We also welcomed an important new member to our office staff. After four years of service as the department’s administrative support coordinator (ASC), Kimberly Barton has moved up to another position within the university. I know those of you who interacted with Barton in the office, by phone or email, or at graduation or events join me in gratitude for her work. Dejana Lubura began as the department’s new ASC in 2015. We are thankful to have her, and she will be a key part of our success moving forward.

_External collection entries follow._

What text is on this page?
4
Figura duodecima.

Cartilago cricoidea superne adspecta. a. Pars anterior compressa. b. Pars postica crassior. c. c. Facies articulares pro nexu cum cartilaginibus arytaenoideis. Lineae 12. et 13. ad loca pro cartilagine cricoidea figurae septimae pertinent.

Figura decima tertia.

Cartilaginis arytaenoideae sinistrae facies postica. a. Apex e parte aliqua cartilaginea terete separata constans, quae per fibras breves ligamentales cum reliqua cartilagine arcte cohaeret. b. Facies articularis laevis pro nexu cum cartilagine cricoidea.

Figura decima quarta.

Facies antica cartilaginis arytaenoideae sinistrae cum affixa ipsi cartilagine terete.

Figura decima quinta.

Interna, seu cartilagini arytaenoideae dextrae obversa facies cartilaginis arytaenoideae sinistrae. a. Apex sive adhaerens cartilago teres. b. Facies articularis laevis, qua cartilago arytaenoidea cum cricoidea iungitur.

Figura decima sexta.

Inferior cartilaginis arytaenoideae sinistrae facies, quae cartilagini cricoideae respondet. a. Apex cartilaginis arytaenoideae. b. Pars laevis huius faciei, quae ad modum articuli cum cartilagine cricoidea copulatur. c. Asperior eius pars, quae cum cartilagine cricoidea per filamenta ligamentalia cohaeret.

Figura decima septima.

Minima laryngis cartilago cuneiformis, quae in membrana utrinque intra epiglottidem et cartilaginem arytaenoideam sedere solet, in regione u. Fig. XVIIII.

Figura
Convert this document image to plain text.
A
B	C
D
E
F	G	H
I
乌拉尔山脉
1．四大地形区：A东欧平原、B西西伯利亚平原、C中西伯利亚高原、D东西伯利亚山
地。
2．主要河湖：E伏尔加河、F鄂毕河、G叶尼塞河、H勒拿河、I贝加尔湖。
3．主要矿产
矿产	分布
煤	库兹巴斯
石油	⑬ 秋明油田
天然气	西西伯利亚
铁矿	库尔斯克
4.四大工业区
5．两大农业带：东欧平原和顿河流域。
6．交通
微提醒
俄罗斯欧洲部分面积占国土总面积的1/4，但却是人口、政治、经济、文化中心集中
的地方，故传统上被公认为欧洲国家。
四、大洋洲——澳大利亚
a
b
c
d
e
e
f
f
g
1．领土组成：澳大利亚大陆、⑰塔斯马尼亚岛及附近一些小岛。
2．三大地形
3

Members of the current History Department faculty continue to raise the department’s profile in the scholarly community in ways that benefit our students with their award-winning research and publications. This past year was especially rewarding and productive:

  • Kate Murphy won a $152,000 grant from the National Science Foundation to study the connections between early modern science and the British slave trade. 
  • Matt Hopper won the 2015-16 Smuts Visiting Research Fellowship in Commonwealth Studies at Cambridge University; he will be studying liberated Africans in the Indian Ocean world.
  • Harvard University Press published Sarah Bridger's book “Scientists at War: The Ethics of Cold War Weapons Research;” largely on the strength of this book, Bridger won the College of Liberal Arts Early Career Achievement in Scholarship Award.
  • Molly Loberg's article “The Streetscape of Economic Crisis: Commerce, Politics and Urban Space in Interwar Berlin” won the Berkshire Conference of Women Historians' History Article Prize.
  • James Tejani's article “Dredging the Future: The Destruction of Coastal Estuaries and the Creation of Metropolitan Los Angeles, 1858-1913" won the Western History Association's Ray Allen Billington Prize and the Historical Society of Southern California's Doyce B. Nunis, Jr. Award. 
  • And my paper, “‘A Very Specific Skill Set’: Joss Whedon’s Black Widow as Radical Icon of Third Wave Feminism,” won the Mr. Pointy Award for the best paper in Whedon Studies at the sixth biennial Slayage Conference

This issue of our online newsletter contains more detail on these and other accomplishments. We hope you will continue to stay connected with the department and be part of our success in years to come. Please keep us updated on your latest endeavors.